Apart from these paper plantations there are certainly several millions of rubber trees in the Congo, and every species almost has been tried. At one time the Belgian tax-payer was told that the Manihot Glaziovii was going to provide fabulous returns, but when the floods came and the winds blew, the spreading Manihots caught the force of the elements and toppled over in all directions like ninepins. The Funtumia was then going to save the Congo from financial disaster, but the “borers” took a fancy to the tree and this, coupled with the fact that in the Congo the Funtumia yields but little rubber, all serious attempts at the extension of Funtumia have been abandoned.

Hopes are now being centred upon the Hevea Braziliensis, but though many of these trees are of ten years’ growth the yield is equally disappointing.

In German Cameroons rubber planting is being pushed forward mainly with the Funtumia and Hevea varieties. In Portuguese West Africa hopes are centred upon Manihot and Funtumia.

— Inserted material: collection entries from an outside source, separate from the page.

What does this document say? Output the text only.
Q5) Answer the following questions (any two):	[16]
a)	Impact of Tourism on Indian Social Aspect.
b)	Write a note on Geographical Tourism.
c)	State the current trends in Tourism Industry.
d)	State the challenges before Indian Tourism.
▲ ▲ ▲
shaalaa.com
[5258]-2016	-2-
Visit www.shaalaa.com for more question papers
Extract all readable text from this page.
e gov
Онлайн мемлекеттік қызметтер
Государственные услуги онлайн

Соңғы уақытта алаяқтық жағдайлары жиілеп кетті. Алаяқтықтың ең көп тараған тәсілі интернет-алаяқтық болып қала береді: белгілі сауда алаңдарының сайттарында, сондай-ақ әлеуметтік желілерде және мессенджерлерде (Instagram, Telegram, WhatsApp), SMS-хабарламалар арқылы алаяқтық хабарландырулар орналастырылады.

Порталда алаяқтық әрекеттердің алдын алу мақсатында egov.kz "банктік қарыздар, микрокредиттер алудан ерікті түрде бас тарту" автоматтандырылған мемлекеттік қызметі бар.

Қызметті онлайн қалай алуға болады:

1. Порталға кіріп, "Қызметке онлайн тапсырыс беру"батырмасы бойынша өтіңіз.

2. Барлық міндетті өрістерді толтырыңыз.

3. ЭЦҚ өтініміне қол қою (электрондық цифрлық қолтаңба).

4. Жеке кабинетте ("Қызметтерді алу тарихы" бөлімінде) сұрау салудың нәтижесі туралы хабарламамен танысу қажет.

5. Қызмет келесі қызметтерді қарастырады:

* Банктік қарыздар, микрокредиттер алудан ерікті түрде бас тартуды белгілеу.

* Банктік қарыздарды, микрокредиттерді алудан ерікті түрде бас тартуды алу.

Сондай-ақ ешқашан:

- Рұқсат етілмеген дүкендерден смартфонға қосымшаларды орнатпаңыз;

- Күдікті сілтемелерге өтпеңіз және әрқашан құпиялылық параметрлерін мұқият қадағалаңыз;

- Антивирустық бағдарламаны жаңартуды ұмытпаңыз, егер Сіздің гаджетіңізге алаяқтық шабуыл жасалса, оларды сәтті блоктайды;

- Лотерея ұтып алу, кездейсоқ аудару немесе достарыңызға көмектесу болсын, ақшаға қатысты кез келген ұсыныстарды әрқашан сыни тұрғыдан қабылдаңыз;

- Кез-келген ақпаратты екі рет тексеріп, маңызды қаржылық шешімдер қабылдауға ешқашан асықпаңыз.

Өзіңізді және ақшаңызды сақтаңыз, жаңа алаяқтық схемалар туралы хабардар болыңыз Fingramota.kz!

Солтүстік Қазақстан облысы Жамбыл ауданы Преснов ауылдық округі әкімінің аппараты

The best that can be said of the rubber cultivation in West Africa is that it has not yet passed the experimental stage, and that there is some promise of success in the Gold Coast and Southern Nigeria.

RUBBER COMPETITION

There is, however, one other factor which must not be overlooked, Mr. Herbert Wright pointed out last year that cultivated plantation rubber would soon be arriving in quantities which would cause embarrassment to the rubber merchants. It is certain that when this happens prices are bound to fall, perhaps dramatically. The question for the West African rubber planting community to ask is: can they, when prices fall, compete with the West and East Indies, where labour is plentiful and cheap, and where there is practically no costly land transport. A merchant from the Straits Settlements once informed me that West African rubber producers must be prepared to compete with the East—at 9d. per pound. If that prediction should be justified by future events then West Africa will be wise to concentrate upon its trusty friends the Oil Palm and Cocoa Tree.